Ficção

O improviso combinado

Não se conheciam, nem de vista, nem pessoalmente, mas, como acertado pelo whatsapp, eles se esbarrariam no edifício Avenida Central, subsolo, na praça de alimentação, em frente ao caixa eletrônico, na quarta-feira, às 12:32.

Ela, de óculos escuros e echarpe vermelha, iria em direção ao caixa 24 horas e tropeçaria. Ele, que estaria sentando numa mesa próxima, com uma sacola da livraria Leonardo da Vinci, correria para ajudá-la a se levantar. Óbvio, as pessoas em volta iriam tentar se envolver. Ele as afastaria. Com educação. Teria tudo sob controle. Ela, por outro lado, teria dificuldade para caminhar e ele a levaria no colo até o ponto de taxi na esquina da Rio Branco com a Nilo Peçanha.

No taxi, ele perguntaria seu endereço, mas ela desmaiaria. Aturdido, ele pediria para o taxista rumar para o seu próprio endereço. Ao chegar ao seu prédio, ele a levaria desacordada, no colo, até o seu apartamento. Ele a deitaria na sua cama e aplicaria uma compressa gelada no seu tornozelo. Isso a acordaria. Grata, mas assustada com a sua audácia, ela tentaria ir embora. Mas, no caminho até a porta, ela descobriria o quanto tinham em comum e se renderia ao seu charme. Se beijariam ardentemente e, em pouco tempo, se deitariam no chão da sala para celebrar essa paixão repentina que começou com um simples e inesperado torcer de tornozelo no centro do Rio.
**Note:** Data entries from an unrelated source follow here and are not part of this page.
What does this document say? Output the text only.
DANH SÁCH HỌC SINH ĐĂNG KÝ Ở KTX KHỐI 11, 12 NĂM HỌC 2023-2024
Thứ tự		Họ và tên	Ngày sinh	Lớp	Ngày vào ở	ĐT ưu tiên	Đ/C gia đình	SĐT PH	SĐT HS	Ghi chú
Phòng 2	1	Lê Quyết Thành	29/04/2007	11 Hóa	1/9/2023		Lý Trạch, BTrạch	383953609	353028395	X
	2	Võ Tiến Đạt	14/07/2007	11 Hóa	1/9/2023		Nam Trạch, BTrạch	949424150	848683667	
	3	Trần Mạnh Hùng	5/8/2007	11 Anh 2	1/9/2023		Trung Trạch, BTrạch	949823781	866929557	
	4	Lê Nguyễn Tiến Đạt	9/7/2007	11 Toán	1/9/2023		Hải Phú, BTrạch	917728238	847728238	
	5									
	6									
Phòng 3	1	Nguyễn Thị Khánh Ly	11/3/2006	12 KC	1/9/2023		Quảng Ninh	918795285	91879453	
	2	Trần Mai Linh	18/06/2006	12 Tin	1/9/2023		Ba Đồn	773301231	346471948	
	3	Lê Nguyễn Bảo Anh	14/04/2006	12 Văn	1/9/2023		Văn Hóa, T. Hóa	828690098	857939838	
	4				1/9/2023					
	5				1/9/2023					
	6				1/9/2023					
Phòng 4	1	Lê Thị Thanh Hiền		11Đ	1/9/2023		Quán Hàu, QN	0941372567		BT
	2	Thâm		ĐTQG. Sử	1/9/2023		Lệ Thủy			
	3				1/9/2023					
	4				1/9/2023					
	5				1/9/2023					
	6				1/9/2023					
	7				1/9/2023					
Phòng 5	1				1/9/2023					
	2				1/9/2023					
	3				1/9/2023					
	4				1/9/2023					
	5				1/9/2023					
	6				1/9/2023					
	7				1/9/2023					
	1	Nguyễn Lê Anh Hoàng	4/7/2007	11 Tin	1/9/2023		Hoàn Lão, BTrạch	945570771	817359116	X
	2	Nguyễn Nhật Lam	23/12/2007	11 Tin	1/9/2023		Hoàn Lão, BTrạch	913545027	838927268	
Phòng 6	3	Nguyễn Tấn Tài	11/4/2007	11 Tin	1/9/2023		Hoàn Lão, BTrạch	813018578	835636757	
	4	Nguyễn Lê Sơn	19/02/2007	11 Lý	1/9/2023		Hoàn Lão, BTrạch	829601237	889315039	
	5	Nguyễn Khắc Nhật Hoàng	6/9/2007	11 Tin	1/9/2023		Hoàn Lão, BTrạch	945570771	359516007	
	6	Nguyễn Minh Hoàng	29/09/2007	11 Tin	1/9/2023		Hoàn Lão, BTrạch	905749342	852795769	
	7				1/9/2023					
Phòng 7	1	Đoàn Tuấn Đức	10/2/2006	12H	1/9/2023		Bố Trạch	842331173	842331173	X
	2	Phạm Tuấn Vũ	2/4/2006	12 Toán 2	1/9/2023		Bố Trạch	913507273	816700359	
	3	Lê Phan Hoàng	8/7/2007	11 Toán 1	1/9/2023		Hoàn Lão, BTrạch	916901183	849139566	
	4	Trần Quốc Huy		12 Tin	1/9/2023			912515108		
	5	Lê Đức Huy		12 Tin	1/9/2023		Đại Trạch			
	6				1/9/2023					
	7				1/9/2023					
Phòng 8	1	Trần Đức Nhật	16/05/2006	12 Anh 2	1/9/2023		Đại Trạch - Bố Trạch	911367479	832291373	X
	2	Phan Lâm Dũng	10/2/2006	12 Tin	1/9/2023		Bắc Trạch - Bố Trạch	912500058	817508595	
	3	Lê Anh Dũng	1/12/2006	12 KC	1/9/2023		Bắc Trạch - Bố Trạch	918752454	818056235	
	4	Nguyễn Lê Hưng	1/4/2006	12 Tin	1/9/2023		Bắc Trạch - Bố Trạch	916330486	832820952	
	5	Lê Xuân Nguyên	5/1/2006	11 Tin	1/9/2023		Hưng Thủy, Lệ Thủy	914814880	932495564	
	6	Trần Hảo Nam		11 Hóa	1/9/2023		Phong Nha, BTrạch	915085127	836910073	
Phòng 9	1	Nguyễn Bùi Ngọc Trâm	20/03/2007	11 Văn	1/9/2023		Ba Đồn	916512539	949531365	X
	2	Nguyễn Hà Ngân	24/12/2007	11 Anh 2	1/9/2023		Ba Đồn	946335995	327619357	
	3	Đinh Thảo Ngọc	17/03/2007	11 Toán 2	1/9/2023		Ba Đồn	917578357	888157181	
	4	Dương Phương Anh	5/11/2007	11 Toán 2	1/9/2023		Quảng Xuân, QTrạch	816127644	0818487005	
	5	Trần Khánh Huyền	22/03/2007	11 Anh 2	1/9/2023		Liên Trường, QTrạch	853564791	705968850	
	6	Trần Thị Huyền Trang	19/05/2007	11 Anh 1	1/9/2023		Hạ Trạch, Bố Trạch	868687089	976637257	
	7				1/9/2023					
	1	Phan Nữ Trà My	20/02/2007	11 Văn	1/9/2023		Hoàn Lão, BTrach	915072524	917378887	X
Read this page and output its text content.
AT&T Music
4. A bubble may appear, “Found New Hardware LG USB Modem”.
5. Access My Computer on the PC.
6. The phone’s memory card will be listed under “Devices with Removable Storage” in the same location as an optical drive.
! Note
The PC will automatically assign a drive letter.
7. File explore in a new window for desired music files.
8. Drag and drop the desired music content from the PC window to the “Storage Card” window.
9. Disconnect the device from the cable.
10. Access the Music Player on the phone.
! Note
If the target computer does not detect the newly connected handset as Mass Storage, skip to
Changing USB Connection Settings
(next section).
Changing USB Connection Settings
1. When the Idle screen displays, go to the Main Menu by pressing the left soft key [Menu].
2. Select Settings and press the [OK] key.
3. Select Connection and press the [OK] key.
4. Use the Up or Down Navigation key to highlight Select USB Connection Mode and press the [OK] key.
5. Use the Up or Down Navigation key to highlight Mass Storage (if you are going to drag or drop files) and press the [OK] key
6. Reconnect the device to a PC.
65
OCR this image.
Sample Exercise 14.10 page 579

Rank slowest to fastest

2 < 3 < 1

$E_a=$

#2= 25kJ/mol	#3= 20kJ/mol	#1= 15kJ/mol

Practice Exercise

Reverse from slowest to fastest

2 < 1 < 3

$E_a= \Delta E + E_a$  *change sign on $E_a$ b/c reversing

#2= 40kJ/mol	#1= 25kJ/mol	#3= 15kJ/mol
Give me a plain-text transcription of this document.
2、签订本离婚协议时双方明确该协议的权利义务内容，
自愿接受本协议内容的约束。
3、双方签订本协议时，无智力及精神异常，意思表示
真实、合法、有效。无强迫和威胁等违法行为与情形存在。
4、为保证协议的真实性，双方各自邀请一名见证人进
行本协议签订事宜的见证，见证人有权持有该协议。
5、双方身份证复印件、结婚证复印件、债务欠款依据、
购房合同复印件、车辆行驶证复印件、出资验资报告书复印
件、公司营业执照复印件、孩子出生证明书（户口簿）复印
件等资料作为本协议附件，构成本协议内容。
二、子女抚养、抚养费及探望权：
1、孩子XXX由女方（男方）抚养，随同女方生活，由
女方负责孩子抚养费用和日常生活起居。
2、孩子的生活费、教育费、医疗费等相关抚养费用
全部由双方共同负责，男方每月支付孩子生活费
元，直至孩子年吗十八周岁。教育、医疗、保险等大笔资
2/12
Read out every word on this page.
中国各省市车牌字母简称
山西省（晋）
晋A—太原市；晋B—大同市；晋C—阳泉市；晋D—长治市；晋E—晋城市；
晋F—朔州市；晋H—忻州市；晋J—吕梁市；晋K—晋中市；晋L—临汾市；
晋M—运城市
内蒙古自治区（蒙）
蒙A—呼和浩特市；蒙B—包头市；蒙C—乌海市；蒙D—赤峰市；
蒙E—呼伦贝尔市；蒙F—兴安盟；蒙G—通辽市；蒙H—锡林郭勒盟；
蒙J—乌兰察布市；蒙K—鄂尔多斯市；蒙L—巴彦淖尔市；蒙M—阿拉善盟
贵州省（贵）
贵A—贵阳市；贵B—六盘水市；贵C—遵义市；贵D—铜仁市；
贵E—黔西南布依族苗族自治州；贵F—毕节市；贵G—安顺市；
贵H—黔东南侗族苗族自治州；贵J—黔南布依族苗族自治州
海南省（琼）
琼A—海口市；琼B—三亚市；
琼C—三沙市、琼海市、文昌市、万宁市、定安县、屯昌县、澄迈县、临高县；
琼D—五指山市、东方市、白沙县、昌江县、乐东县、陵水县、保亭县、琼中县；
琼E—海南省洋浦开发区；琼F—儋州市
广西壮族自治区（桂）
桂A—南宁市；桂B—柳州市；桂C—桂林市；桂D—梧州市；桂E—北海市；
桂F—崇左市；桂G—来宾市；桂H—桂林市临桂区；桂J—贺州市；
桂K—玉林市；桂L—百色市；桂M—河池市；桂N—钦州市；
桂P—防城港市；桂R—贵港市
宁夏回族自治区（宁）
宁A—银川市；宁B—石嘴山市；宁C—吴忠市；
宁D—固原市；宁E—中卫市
No horário e no local combinado, tudo teve início como esperado. Eles cumpriram seus papéis com maestria. E, na viagem de taxi, até o motorista deu um toque de humor ao seu teatro mezzo improvisado, mezzo roteirizado. No apartamento, o diálogo, não preparado, correu de forma inteligente e provocadora, o que aumentou a excitação que antecedeu a conjunção carnal.

Quando tudo terminou, ambos, estranhamente satisfeitos, como se tudo tivesse ocorrido de maneira espontânea, se perguntaram, e se, por um engano e por uma coincidência, não estariam com as pessoas erradas. Se o teatro combinado não fosse uma combinação, mas um movimento orgânico de se apaixonar? Se tudo tivesse começado como uma farsa, mas fosse real? E se fosse paixão? Ou, pior, e se fosse amor?

Preferiram não pensar nisso. Fecharam os olhos e, se entregando ao cansaço do gozo, dormiram agraciados pelo prazer que seus artifícios lhes proporcionaram e ainda poderiam lhes proporcionar. Não havia razão para se preocuparem. O amor verdadeiro, eles sabiam, não passava de uma fraude consensual.